Rolf Hildebrand vit une vie de film: Il a déjà connu un atterrissage d’urgence dans l’outback australien, un fois où un éléphant a faillit démolir sa tente, et une fois il s’est trouvé entouré par des militaires au moment où la guerre civile a éclaté en Bolivie. Peut-être que Rolf Hildebrand a vraiment le meilleur boulot au monde. Il a été guide pour plus de 43 ans maintenant, et son travail est d’attirer les touristes dans les endroits les plus reculés de la terre. Il a déjà été dans 274 pays et territoires indépendants du monde entier, dont certains qu’il a visité près d’une centaine de fois.
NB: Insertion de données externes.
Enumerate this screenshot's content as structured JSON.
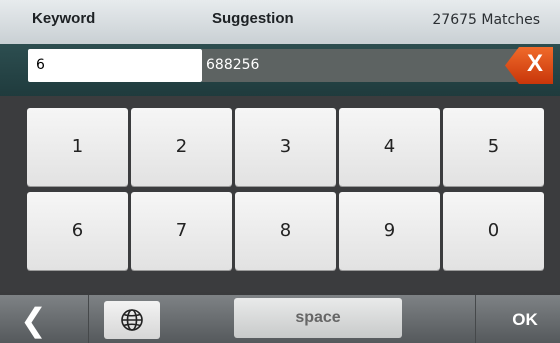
{
  "header": {
    "keyword_label": "Keyword",
    "suggestion_label": "Suggestion",
    "matches_text": "27675 Matches"
  },
  "input": {
    "value": "6",
    "suggestion": "688256",
    "clear_label": "X"
  },
  "keypad": {
    "keys": [
      "1",
      "2",
      "3",
      "4",
      "5",
      "6",
      "7",
      "8",
      "9",
      "0"
    ]
  },
  "bottom_bar": {
    "back_label": "❮",
    "globe_icon": "globe-icon",
    "space_label": "space",
    "ok_label": "OK"
  },
  "colors": {
    "clear_button": "#e04a12",
    "header_bg": "#d8dde0",
    "input_strip": "#244446"
  }
}
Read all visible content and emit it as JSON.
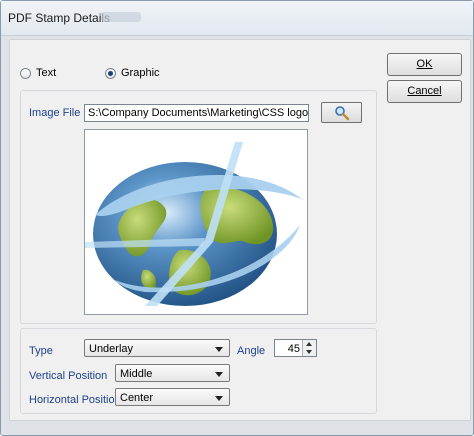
{
  "window": {
    "title": "PDF Stamp Details"
  },
  "stamp_type": {
    "options": [
      {
        "label": "Text",
        "checked": false
      },
      {
        "label": "Graphic",
        "checked": true
      }
    ]
  },
  "image_file": {
    "label": "Image File",
    "value": "S:\\Company Documents\\Marketing\\CSS logos RGB\\g",
    "browse_icon": "magnifier-icon"
  },
  "preview": {
    "description_icon": "globe-image"
  },
  "settings": {
    "type_label": "Type",
    "type_value": "Underlay",
    "angle_label": "Angle",
    "angle_value": "45",
    "vertical_label": "Vertical Position",
    "vertical_value": "Middle",
    "horizontal_label": "Horizontal Position",
    "horizontal_value": "Center"
  },
  "buttons": {
    "ok_label": "OK",
    "cancel_label": "Cancel"
  },
  "colors": {
    "label_blue": "#1e3f8a",
    "globe_ocean": "#2f6aa3",
    "globe_land": "#8fb13a"
  }
}
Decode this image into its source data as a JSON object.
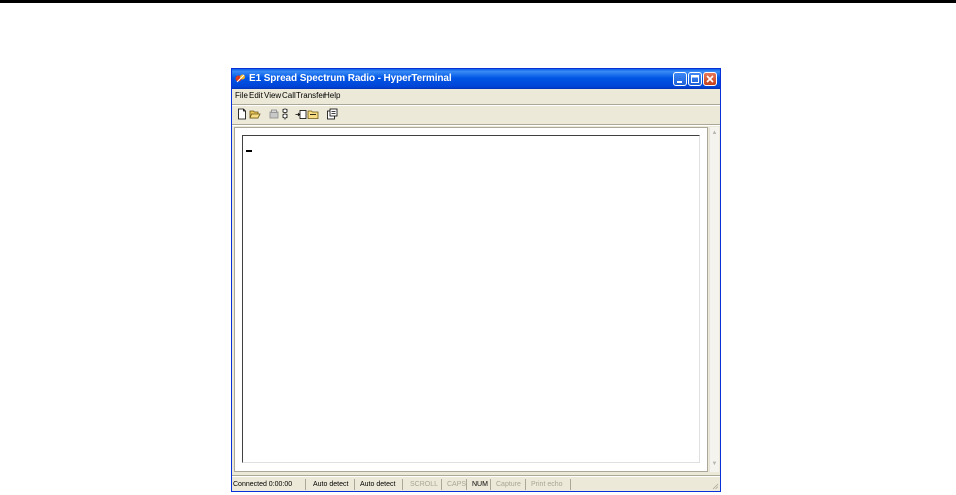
{
  "window": {
    "title": "E1 Spread Spectrum Radio - HyperTerminal",
    "controls": [
      "minimize-icon",
      "maximize-icon",
      "close-icon"
    ]
  },
  "menu": {
    "items": [
      "File",
      "Edit",
      "View",
      "Call",
      "Transfer",
      "Help"
    ]
  },
  "toolbar": {
    "icons": [
      "new-document-icon",
      "open-folder-icon",
      "call-icon",
      "disconnect-icon",
      "send-file-icon",
      "receive-file-icon",
      "properties-icon"
    ]
  },
  "terminal": {
    "content": ""
  },
  "status": {
    "connected": "Connected 0:00:00",
    "detect1": "Auto detect",
    "detect2": "Auto detect",
    "scroll": "SCROLL",
    "caps": "CAPS",
    "num": "NUM",
    "capture": "Capture",
    "print_echo": "Print echo"
  },
  "colors": {
    "title_bar": "#0055e5",
    "window_face": "#ece9d8",
    "close_button": "#c3401d"
  }
}
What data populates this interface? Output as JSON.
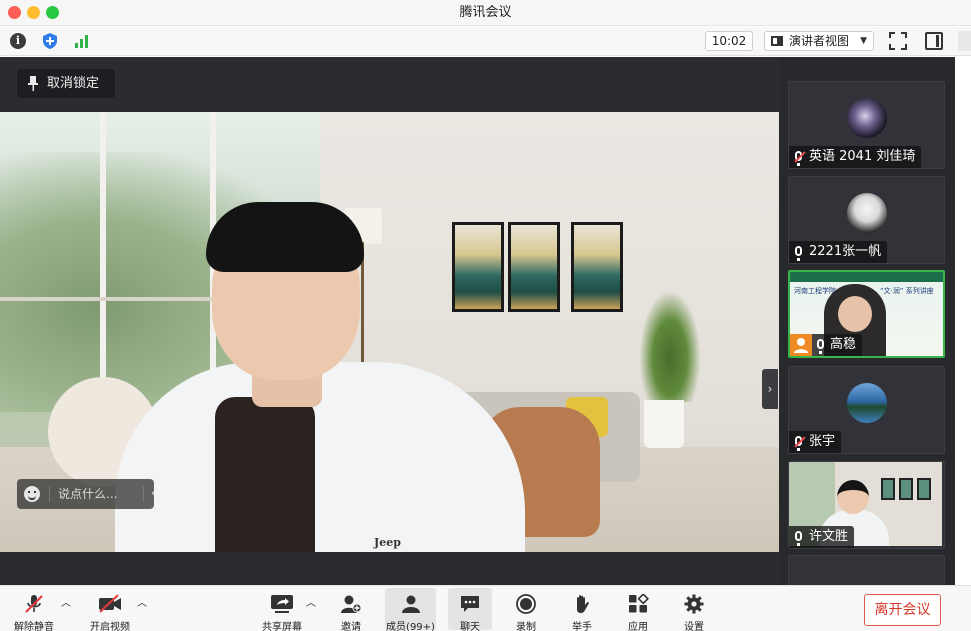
{
  "window": {
    "title": "腾讯会议"
  },
  "toolbar": {
    "info_icon": "info-icon",
    "time": "10:02",
    "view_label": "演讲者视图"
  },
  "stage": {
    "unpin_label": "取消锁定",
    "chat_placeholder": "说点什么...",
    "shirt_logo": "Jeep"
  },
  "participants": [
    {
      "name": "英语 2041 刘佳琦",
      "muted": true
    },
    {
      "name": "2221张一帆",
      "muted": false
    },
    {
      "name": "高稳",
      "muted": false,
      "host": true,
      "active": true
    },
    {
      "name": "张宇",
      "muted": true
    },
    {
      "name": "许文胜",
      "muted": false
    }
  ],
  "slide_text": {
    "left": "河南工程学院",
    "right": "“文·润” 系列讲座"
  },
  "bottom": {
    "mute_label": "解除静音",
    "video_label": "开启视频",
    "share_label": "共享屏幕",
    "invite_label": "邀请",
    "members_label": "成员(99+)",
    "chat_label": "聊天",
    "record_label": "录制",
    "raise_hand_label": "举手",
    "apps_label": "应用",
    "settings_label": "设置",
    "leave_label": "离开会议"
  },
  "colors": {
    "accent_green": "#3ab54a",
    "leave_red": "#d5382b",
    "host_orange": "#f08a24"
  }
}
La prochaine visite sur sa liste est Madagascar, me dit-il, ensuite il veut passer quelques semaines en Amérique du Sud, puis visiter l’Asie centrale, c’est-à-dire le Kazakhstan, l’Ouzbékistan, le Kirghizistan, le Tadjikistan et ainsi de suite. Des pays que nous ne savons même pas comment prononcer correctement, Rolf Hildebrand y a été. Et il peut vous montrer les meilleurs spots !

La carrière de Rolf Hildebrand comme guide de visite a commencé en Autriche, son pays d’origine, par pure coïncidence. Au fil du temps, cependant, il a mis beaucoup de travail dans sa carrière et aujourd’hui, il porte souvent la responsabilité de gérer un maximum de 42 personnes à la fois. Et certains des touristes peuvent être assez difficiles : faire des câlins à des tigres, prendre une photo en face d’un champ de bataille, etc…

Mais quand il s’agit de découvrir des endroits uniques dans le monde entier et en faire une véritable aventure, Rolf Hildebrand est le guide idéal ! Dans cette interview il nous dit tout sur son travail en tant que guide touristique international, ce qui pourrait effectivement être le meilleur travail au monde !

Gorille et Rolf Hildebrand
Gorille : Rolf Hildebrand avec un gorille sauvage à la frontière entre le Rwanda et le Congo

Vivre la vie d’un aventurier : Avoir le meilleur métier du monde peut vous transporter

Holidayguru : Rolf Hildebrand, combien de passeports avez-vous déjà rempli ?

Rolf Hildebrand : 32 passeports, autant que je sache. Bien que j’ai été dans « seulement » 274 pays et territoires indépendants, j’ai visité certains d’entre eux assez souvent. J’ai été au Pakistan 30 fois, et je ne peux même plus compter les visites en Extrême-Orient, comme à Tokyo, Hong Kong, Taipei et Bangkok. Si vous prenez en compte que j’ai été dans ces endroits trois fois par an pour plus ou moins 40 années… C’est plus d’une centaine de visites dans chaque ville !

Quelle place sur terre préfères-tu ?

Il y a une raison si j’ai décidé de vivre en Californie pendant 36 ans. Santa Barbara et San Diego sont des endroits merveilleux, tout simplement beaux et impressionnants ! Mais le plus bel endroit pour moi est Cabo Frio, situé au nord-est de Rio de Janeiro. Les plages à côté de cette petite ville sont absolument superbes, tout comme les gens qui y habitent. Même les plus pauvres d’entre eux nettoie vos chaussures tout en dansant sur un rythme de samba.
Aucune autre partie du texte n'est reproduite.